CULTURE (Tamurt) –  Le grand écrivain kabyle, auteur de romans, de recueils de nouvelles et de recueils de poésie, Amar Mezdad, vient de sortir d’un silence qui a duré plusieurs années. Amar Mezdad, qui est resté dans l’ombre pendant plus de vingt ans, commence enfin à s’exprimer publiquement notamment dans les médias et à animer des conférences, au grand bonheur de ses dizaines de milliers de lecteurs mais aussi de tous les férus de la langue, de la culture et surtout de la littérature amazighe dont est l’un des piliers pour ne pas dire le pilier.
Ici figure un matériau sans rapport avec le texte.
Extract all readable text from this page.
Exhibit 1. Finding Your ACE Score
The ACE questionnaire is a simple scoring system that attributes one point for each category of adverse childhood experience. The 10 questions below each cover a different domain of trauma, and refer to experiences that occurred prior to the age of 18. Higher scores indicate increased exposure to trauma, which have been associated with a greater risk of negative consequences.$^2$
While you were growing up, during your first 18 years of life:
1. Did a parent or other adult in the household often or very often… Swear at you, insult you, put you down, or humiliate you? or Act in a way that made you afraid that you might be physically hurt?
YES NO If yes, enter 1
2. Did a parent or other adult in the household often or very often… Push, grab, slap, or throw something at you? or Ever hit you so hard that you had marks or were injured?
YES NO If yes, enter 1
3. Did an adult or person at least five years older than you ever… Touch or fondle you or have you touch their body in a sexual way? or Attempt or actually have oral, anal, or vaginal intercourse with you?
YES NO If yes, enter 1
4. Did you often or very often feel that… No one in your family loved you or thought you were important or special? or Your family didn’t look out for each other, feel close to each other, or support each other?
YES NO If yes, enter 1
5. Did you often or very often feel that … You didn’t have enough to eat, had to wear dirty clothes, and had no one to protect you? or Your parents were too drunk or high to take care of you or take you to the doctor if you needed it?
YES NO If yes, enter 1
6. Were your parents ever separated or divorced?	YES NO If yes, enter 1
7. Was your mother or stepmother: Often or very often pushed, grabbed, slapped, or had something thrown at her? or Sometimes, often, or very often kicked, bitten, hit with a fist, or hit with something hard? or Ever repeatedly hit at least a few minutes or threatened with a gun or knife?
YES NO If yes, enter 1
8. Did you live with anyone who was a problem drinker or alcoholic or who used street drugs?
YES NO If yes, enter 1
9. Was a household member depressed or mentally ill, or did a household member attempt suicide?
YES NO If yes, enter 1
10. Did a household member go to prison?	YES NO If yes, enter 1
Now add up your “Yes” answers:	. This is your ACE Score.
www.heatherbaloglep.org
Son silence n’a que trop duré mais Amar Mezdad a sans doute ses raisons l’ayant poussé à se consacrer entièrement et avec persévérance à l’écriture romanesque car c’est d’abord et avant tout de cela que la langue kabyle a vraiment besoin.
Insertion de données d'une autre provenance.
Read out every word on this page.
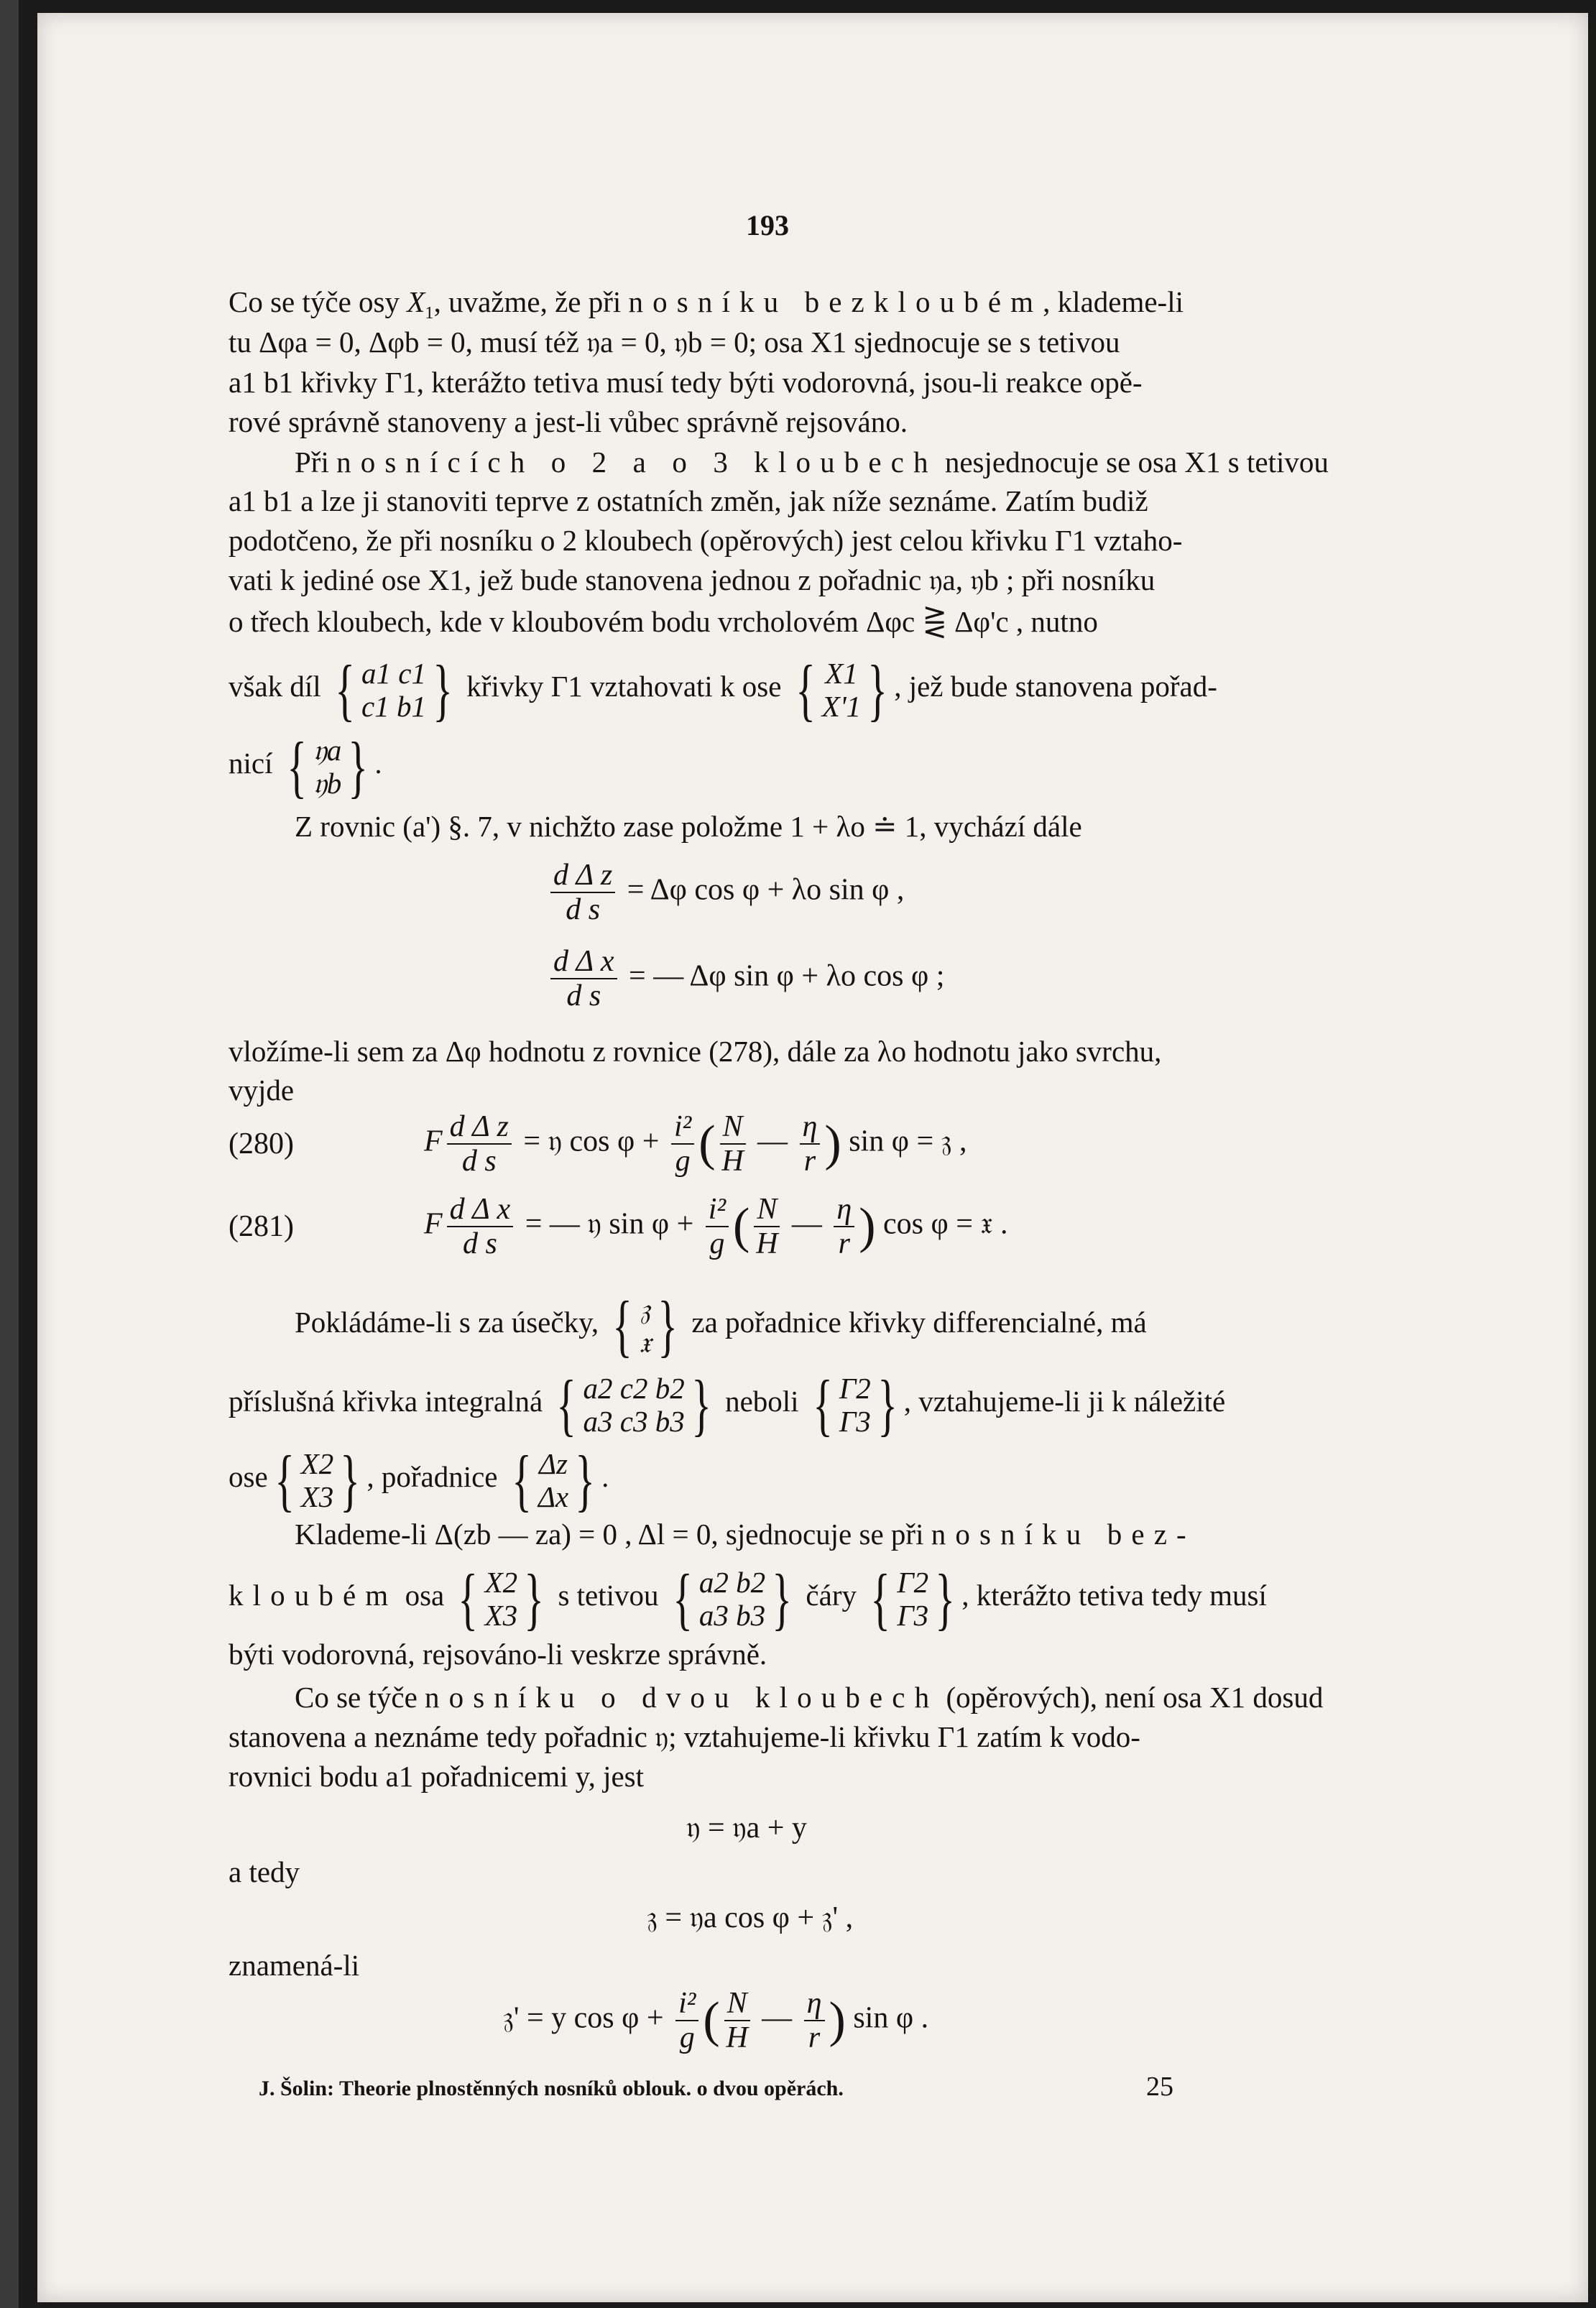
193
Co se týče osy $X_1$, uvažme, že při nosníku bezkloubém, klademe-li
tu Δφa = 0, Δφb = 0, musí též 𝔶a = 0, 𝔶b = 0; osa X1 sjednocuje se s tetivou
a1 b1 křivky Γ1, kterážto tetiva musí tedy býti vodorovná, jsou-li reakce opě-
rové správně stanoveny a jest-li vůbec správně rejsováno.
Při nosnících o 2 a o 3 kloubech nesjednocuje se osa X1 s tetivou
a1 b1 a lze ji stanoviti teprve z ostatních změn, jak níže seznáme. Zatím budiž
podotčeno, že při nosníku o 2 kloubech (opěrových) jest celou křivku Γ1 vztaho-
vati k jediné ose X1, jež bude stanovena jednou z pořadnic 𝔶a, 𝔶b ; při nosníku
o třech kloubech, kde v kloubovém bodu vrcholovém Δφc ⋛ Δφ'c , nutno
však díl { a1 c1
c1 b1 } křivky Γ1 vztahovati k ose { X1
X'1 } , jež bude stanovena pořad-
nicí { 𝔶a
𝔶b } .
Z rovnic (a') §. 7, v nichžto zase položme 1 + λo ≐ 1, vychází dále
$\frac{\text{d Δ z}}{\text{d s}} = \Delta\varphi$ cos φ + λo sin φ ,
$\frac{\text{d Δ x}}{\text{d s}}$ = — Δφ sin φ + λo cos φ ;
vložíme-li sem za Δφ hodnotu z rovnice (278), dále za λo hodnotu jako svrchu,
vyjde
(280)	F $\frac{\text{d Δ z}}{\text{d s}}$ = 𝔶 $\cos \varphi + \frac{\text{i²}}{g}$ ( $\frac{N}{H}$ — $\frac{\eta}{r}$ ) sin φ = 𝔷 ,
(281)	F $\frac{\text{d Δ x}}{\text{d s}}$ = — 𝔶 $\sin \varphi + \frac{\text{i²}}{g}$ ( $\frac{N}{H}$ — $\frac{\eta}{r}$ ) cos φ = 𝔵 .
Pokládáme-li s za úsečky, { 𝔷
𝔵 } za pořadnice křivky differencialné, má
příslušná křivka integralná { a2 c2 b2
a3 c3 b3 } neboli { Γ2
Γ3 } , vztahujeme-li ji k náležité
ose{ X2
X3 } , pořadnice { Δz
Δx } .
Klademe-li Δ(zb — za) = 0 , Δl = 0, sjednocuje se při nosníku bez-
kloubém osa { X2
X3 } s tetivou { a2 b2
a3 b3 } čáry { Γ2
Γ3 } , kterážto tetiva tedy musí
býti vodorovná, rejsováno-li veskrze správně.
Co se týče nosníku o dvou kloubech (opěrových), není osa X1 dosud
stanovena a neznáme tedy pořadnic 𝔶; vztahujeme-li křivku Γ1 zatím k vodo-
rovnici bodu a1 pořadnicemi y, jest
𝔶 = 𝔶a + y
a tedy
𝔷 = 𝔶a cos φ + 𝔷' ,
znamená-li
𝔷' = y $\cos \varphi + \frac{\text{i²}}{g}$ ( $\frac{N}{H}$ — $\frac{\eta}{r}$ ) sin φ .
J. Šolin: Theorie plnostěnných nosníků oblouk. o dvou opěrách.	25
Amar Mezdad vient, en effet, d’accorder un long entretien, en deux parties, à un quotidien francophone après avoir animé des conférences notamment au département de langue et culture amazighe de l’université Colonel Mohand Oulhadj de Bouira. Amar Mezdad ne s’arrête pas là puisqu’il a rendu public, ce mardi, un message à l’adresse de tous les kabyles, largement partagé sur les réseaux sociaux.

Amar Mezdad souligne que dans cette période cruciale où nous sommes plongés, où tout semble enchevêtré, miné, il faut (re)donner aux jeunes des mots qui les chérissent, qui les valorisent et mettre entre parenthèses le culte du (des) martyr(s) : « le jeune est d’abord l’enfant de ses parents, ce n’est pas de la chair à canon, derrière chaque jeune, il y a un père, une mère, une famille qui l’attendront toujours ! Il faut leur donner des repères, des sujets de fierté ! Il faut mettre en exergue des personnalités auxquelles ils pourront s’identifier ! Il faut bannir la sinistrose du discours ambiant. Ce travail de reconstruction sera long, lent mais il reste encore possible ! ». Amar Mezdad, pour rappel, est l’auteur des romans en kabyle : « Yiwen was deg tefsut », « Tettilid ur dkeccem », « Ass-nni », « Tagrest Urghu » et « Id d wass ».